Доктор хлопнул в ладоши, привлекая внимание.
– Трусы и носки можно оставить, кровь берут из пальца. Быстренько, быстренько! Так, молодой человек, не спим! Проходим на анализы!
Ник присел к столу.
– Фамилия? – спросила медсестричка, не поднимая головы.
– Зареченский, – буркнул Ник, подставляя безымянный палец.
На лотке неприятно блестели иглы. Остро пахло спиртом.
– Минутку!
Ник оглянулся – за его спиной стоял врач. Он попросил:
– Пересядь сюда, пожалуйста.
– Зачем это?
– Ну, сразу испугался! Просто у некоторых берем кровь из вены.
– Почему именно у меня?
– Ах, какие все мнительные! По статистической выборке. Давай, мальчик, не задерживай.
Врач сыпал словами, весело скалил зубы, но почему-то ни разу не посмотрел Нику в лицо.
– А если я откажусь?
– Боже мой! Что за детский сад? Давно бы уже закончили. Садись!
Резиновый жгут ловко обхватил руку.
– Поработай кулаком.
Игла вошла в вену. Сдвинулся поршень, втягивая кровь.
– Вот и все, дольше скандалил. Ватку прижми.
На пороге Ник оглянулся – доктор убирал пробирку в отдельный штатив.
В соседнем кабинете проверяли зрение и стучали по колену молоточком. Придуривался Карась: закрыв глаза, он должен был дотронуться пальцем до кончика носа, но все время попадал в ухо.
– Зареченский? – окликнула сухощавая докторица. – У меня к тебе несколько вопросов.
Ник медленно сосчитал про себя до трех и произнес:
– Все в медицинской карте. С тех пор ничего не изменилось.

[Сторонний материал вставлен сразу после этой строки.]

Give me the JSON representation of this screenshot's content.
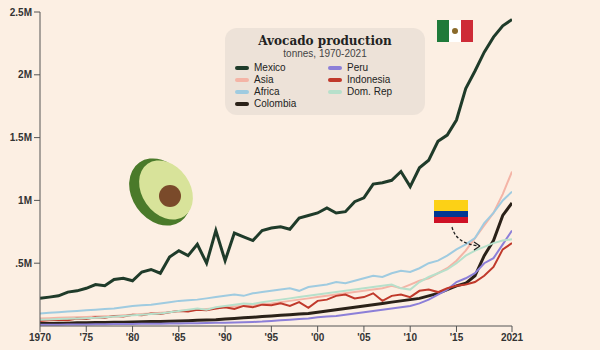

Докторица смотрела точь-в-точь как те, что решали: оставить его в психушке или выпустить. Неужели баба из комиссии натрепала по инстанциям?
– Значит, тебе не трудно будет повторить.
Ник прошел за ширму, отгородившую угол. Здесь было по-утреннему серо, и докторица щелкнула выключателем настольной лампы.
Если снимут «квоту» по медицинским показателям… Ник провел ладонью по предплечью, ощутив бугорки гусиной шкуры. Как там говорил директор? «Перевод в соответствующее учреждение».